Scrapping inheritance tax will help the wealthiest but the burden on people with “more modest” estates will rise as the Government has to plug the gap in its finances somehow, an expert has claimed.
Prime Minister Rishi Sunak is rumoured to be mulling the axing of inheritance tax in a move which some have said will be popular with voters.
Amal Shah, a partner at London based chartered accountants Gerald Edelman, told Express.co.uk if inheritance tax (IHT) were to be abolished, the Government would have to find another way to collect the lost revenue.
He said: “We have got to look at what has happened in the last 10 years. Inheritance tax receipts have gone up by £3billion and are forecast to double.
“At the moment approximately four percent of estates pay inheritance tax, which is not as much as the public perceives.
“If the Government abolishes IHT, they are going to have to find a method of collecting the lost revenue as well as to plug the tax gap and make the system fairer, which is likely to have an impact on those with modest estates not subject to IHT as other taxes will need to increase to fund the deficit.”
IHT is levied on the property, money and possessions of someone who has died, but there is normally no tax to pay if either the value of the deceased’s estate is below the £325,000 threshold or everything above that threshold is left to a spouse, civil partner, charity or community amateur sports club.
If a person gives away their home to their children or grandchildren, then the threshold can increase to £500,000.
Mr Shah said more estates are now falling into IHT because bands are not going up with inflation or house prices.
He predicted the Government will not abolish IHT, but instead make reforms to current legislation, for example by inserting further bands.
The tax expert said: “The Government could tweak the £325,000 nil rate and £500,000 residential nil rate bands or introduce limits on Business Property Relief or Agricultural Property Relief.”
Business Relief and Agricultural Property Relief allow some assets to be passed on free of IHT or with a reduced bill.
Mr Shah warned abolishing IHT could also have an impact on the AIM market, investments in which can be shielded from inheritance tax after being held for two years.
Joe Neal, tax manager at Blick Rothenberg, has said most voters will see no benefit if IHT is abolished because they will never pay it anyway.
He said: “In the 2020/21 tax year, just 27,000 out of 722,000 deaths incurred any IHT, which works out as just 3.73 percent.”

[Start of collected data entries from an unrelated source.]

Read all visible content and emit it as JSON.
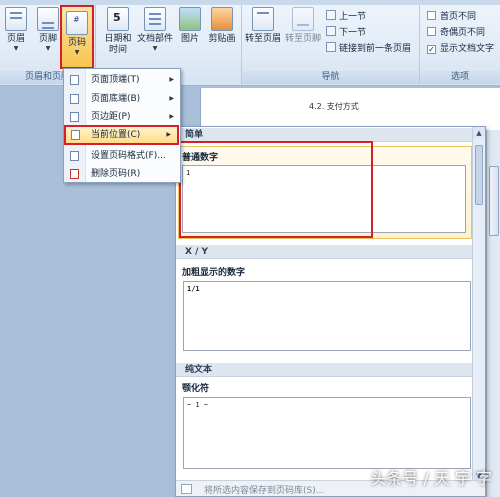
{
  "ribbon": {
    "groups": {
      "header_footer": "页眉和页脚",
      "navigation": "导航",
      "options": "选项"
    },
    "buttons": {
      "header": "页眉",
      "footer": "页脚",
      "page_number": "页码",
      "date_time_line1": "日期和",
      "date_time_line2": "时间",
      "doc_parts": "文档部件",
      "picture": "图片",
      "clip_art": "剪贴画",
      "goto_header": "转至页眉",
      "goto_footer": "转至页脚",
      "prev_section": "上一节",
      "next_section": "下一节",
      "link_to_previous": "链接到前一条页眉"
    },
    "options": {
      "first_page_diff": "首页不同",
      "odd_even_diff": "奇偶页不同",
      "show_doc_text": "显示文档文字",
      "show_doc_text_checked": "✓"
    }
  },
  "menu": {
    "items": [
      {
        "label": "页面顶端(T)",
        "submenu": "▶"
      },
      {
        "label": "页面底端(B)",
        "submenu": "▶"
      },
      {
        "label": "页边距(P)",
        "submenu": "▶"
      },
      {
        "label": "当前位置(C)",
        "submenu": "▶"
      },
      {
        "label": "设置页码格式(F)..."
      },
      {
        "label": "删除页码(R)"
      }
    ]
  },
  "gallery": {
    "categories": {
      "simple": "简单",
      "xy": "X / Y",
      "plain_text": "纯文本"
    },
    "items": {
      "plain_number": {
        "title": "普通数字",
        "preview": "1"
      },
      "bold_number": {
        "title": "加粗显示的数字",
        "preview": "1/1"
      },
      "tilde": {
        "title": "颚化符",
        "preview": "~ 1 ~"
      }
    },
    "footer": "将所选内容保存到页码库(S)..."
  },
  "document": {
    "heading": "4.2. 支付方式"
  },
  "watermark": "头条号 / 天 宇 字"
}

Think tank, the Institute for Fiscal Studies (IFS), reported last week that scrapping IHT would come with a fiscal cost which would grow over time.
The IFS said that as inheritances grow in importance, IHT revenues will too. Its analysis suggests such growth will be much stronger than official forecasts, increasing revenues from around £7bn in the current year to about £15bn in 10 years’ time.

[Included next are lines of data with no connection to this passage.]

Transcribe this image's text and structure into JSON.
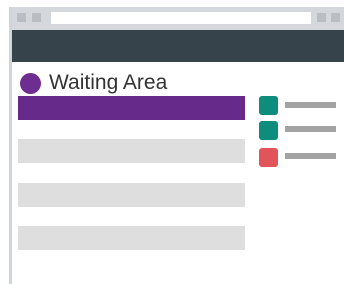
{
  "window": {
    "chrome_buttons": [
      "window-dot",
      "window-dot"
    ],
    "toolbar_color": "#37434b"
  },
  "page": {
    "title": "Waiting Area",
    "title_dot_color": "#6e2d91"
  },
  "queue": {
    "active_color": "#652a8a",
    "inactive_color": "#dedede",
    "rows": [
      {
        "state": "active"
      },
      {
        "state": "inactive"
      },
      {
        "state": "inactive"
      },
      {
        "state": "inactive"
      }
    ]
  },
  "legend": {
    "items": [
      {
        "color": "#0e8d7d",
        "icon": "teal-square-icon"
      },
      {
        "color": "#0e8d7d",
        "icon": "teal-square-icon"
      },
      {
        "color": "#e0545a",
        "icon": "red-square-icon"
      }
    ]
  }
}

Among the findings of the IFS report, backed by Citi and the Nuffield Foundation, one in eight people (12 percent) will have inheritance tax due either on their death or their partner’s death by 2032–33.
The analysis puts the current cost of abolishing IHT at £7bn with just below half (47 percent) of the benefit going to those with estates of £2.1m or more at death. These make up the top one percent of estates and would benefit from an average tax cut of around £1.1m.
The 90 percent or so of estates not paying IHT would not be directly affected by such a reform, according to the report.
Meanwhile, another study from Demos and abrdn Financial Fairness Trust involving more than 100 members of the public has challenged the widely held belief IHT is universally unpopular.
There was universal recognition scrapping IHT could cause “unacceptable” trade-offs, such as tax rises elsewhere or spending cuts hitting public services during a cost-of-living crisis, according to the study.
Most saw the tax as “fair and justified” as long as the threshold is set at the right level, according to the study.
Mubin Haq, CEO of abrdn Financial Fairness Trust, said: “The public are increasingly savvy that tax cuts come at a price.
“Whilst inheritance tax is far from popular, even many of its staunchest opponents are worried it could lead to either tax rises elsewhere or cuts to valuable public services which have already faced years of severe under-funding.”